37 Y Combinator Companies Have Valuations of or Sold For At Least $40M. ~Paul Graham
Adam Rifkin stashed this in YCombinator
Stashed in: Airbnb, Dropbox, @paulg, @hblodget, Rap Genius
Leena Rao reports on Paul Graham's latest humblebrag:
Y Combinator co-founder Paul Graham just Tweeted an interesting data point about the valuations of YC startups. As of now, Graham says that 37 Y Combinator companies, out of 511 startups, have valuations of or sold for at least $40 million.
My first thought when reading Graham’s Tweet was which companies are included in this group. Graham says that Rap Genius is on the list. And there are a number of obvious ones because of acquisition numbers and valuations from past funding round of some of YC alums. Facebook just bought Parse for $85 million. In its last round, Dropbox was reportedly valued at $4 billion. Heroku was bought by Salesforce for over $200 million.
Airbnb is reportedly valued at $2.5 billion. Loopt was acquired for $43 million. Zynga bought OMGPOP for over $180 million. Cloudkick was reportedly sold for $50 million, and SocialCam sold to AutoDesk for $60 million.
Other startups that could be in the $40 million-plus valuation club include Stripe, Optimizely, Justin.TV, Xobni, Scribd, Hipmunk, Disqus, among others.

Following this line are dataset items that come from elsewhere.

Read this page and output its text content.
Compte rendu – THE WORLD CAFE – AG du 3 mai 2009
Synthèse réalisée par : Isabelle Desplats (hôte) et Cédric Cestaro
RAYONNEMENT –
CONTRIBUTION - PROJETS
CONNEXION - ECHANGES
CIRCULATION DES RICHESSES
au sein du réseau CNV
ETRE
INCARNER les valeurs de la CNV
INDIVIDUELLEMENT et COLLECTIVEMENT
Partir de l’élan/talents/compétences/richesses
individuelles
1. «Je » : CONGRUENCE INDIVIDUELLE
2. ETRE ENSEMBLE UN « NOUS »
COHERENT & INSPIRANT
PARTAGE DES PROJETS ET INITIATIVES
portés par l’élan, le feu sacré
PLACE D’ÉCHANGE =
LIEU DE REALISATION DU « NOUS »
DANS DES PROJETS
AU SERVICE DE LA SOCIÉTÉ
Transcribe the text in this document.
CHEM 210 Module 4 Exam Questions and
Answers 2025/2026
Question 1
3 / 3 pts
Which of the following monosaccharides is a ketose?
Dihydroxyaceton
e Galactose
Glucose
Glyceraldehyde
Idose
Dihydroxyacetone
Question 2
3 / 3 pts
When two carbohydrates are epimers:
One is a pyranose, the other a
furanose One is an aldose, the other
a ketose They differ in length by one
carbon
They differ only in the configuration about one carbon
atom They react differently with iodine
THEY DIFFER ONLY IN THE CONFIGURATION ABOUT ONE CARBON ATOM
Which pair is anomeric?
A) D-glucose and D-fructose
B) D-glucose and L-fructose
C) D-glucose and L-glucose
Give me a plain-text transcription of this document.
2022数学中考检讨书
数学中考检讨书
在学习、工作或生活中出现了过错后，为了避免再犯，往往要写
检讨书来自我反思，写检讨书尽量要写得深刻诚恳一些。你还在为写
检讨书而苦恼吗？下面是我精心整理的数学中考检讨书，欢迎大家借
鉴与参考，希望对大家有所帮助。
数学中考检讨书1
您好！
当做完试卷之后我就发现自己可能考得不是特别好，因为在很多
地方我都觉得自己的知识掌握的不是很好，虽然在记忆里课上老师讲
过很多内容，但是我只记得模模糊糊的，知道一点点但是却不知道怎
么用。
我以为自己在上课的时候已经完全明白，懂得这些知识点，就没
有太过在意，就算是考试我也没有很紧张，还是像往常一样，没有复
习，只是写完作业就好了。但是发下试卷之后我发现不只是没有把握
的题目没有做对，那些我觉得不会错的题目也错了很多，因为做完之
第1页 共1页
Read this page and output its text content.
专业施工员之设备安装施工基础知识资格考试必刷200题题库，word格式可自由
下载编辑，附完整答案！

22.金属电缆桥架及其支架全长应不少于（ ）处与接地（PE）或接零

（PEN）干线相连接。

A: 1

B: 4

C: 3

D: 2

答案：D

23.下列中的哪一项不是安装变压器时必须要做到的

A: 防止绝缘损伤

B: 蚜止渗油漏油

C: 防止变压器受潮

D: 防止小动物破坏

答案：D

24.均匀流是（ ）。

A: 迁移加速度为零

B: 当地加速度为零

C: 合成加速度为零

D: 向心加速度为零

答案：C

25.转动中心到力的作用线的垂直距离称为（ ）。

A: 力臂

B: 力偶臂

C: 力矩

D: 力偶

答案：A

In 2011, Graham wrote that the incubator has had 25 companies acquired, 5 of them for over $10 million, but the total value of the remaining companies at that time was higher the total value of the five acquisitions at the time. As of last year, YC had launched 380 companies, which had raised just over $1 billion in total, with each company averaging about $2.7 million. The amount raised has since been updated to just under $1.5 billion. And The New York Times recently reported that the average value of a Y Combinator start-up is $22.4 million.
Okay, we get it, you're awesome. By all means, please keep humblebragging.
Rap Genius worth $40 million? I will never be able to think of Rap Genius without thinking of this filthy but hilarious post about selling out, which fantasizes about being able to "garrote the RapGenius founders":
http://jesuschristsiliconvalley.tumblr.com/post/50931471868/jesus-christ-silicon-valley
As an aside, $40 million was an interesting cutoff number.
I wonder if that's the implied dividing line between perceived success and failure.
Henry Blodget analyzes chances for startup success:
A company accepted by Y Combinator, therefore, has less than a 1-in-10 chance of being a big success.
More alarmingly, the companies accepted by Y Combinator are only a tiny fraction of the companies that apply.
Some have estimated that Y Combinator's acceptance rate is 3-5%.
If we use the 5% rate, we can estimate that Y Combinator has received about 10,000 applications for the ~500 companies it has chosen over the years.
Assuming Y Combinator has even a modest ability to pick winners, therefore, the odds that a company applying to Y Combinator will be a success are significantly lower than the odds of success of the companies accepted into the program.
If only 37 of the companies that have applied to Y Combinator over the years have succeeded, this is a staggeringly low 0.4% success rate.
Put differently, only one in every 200 companies that applies to Y Combinator will succeed.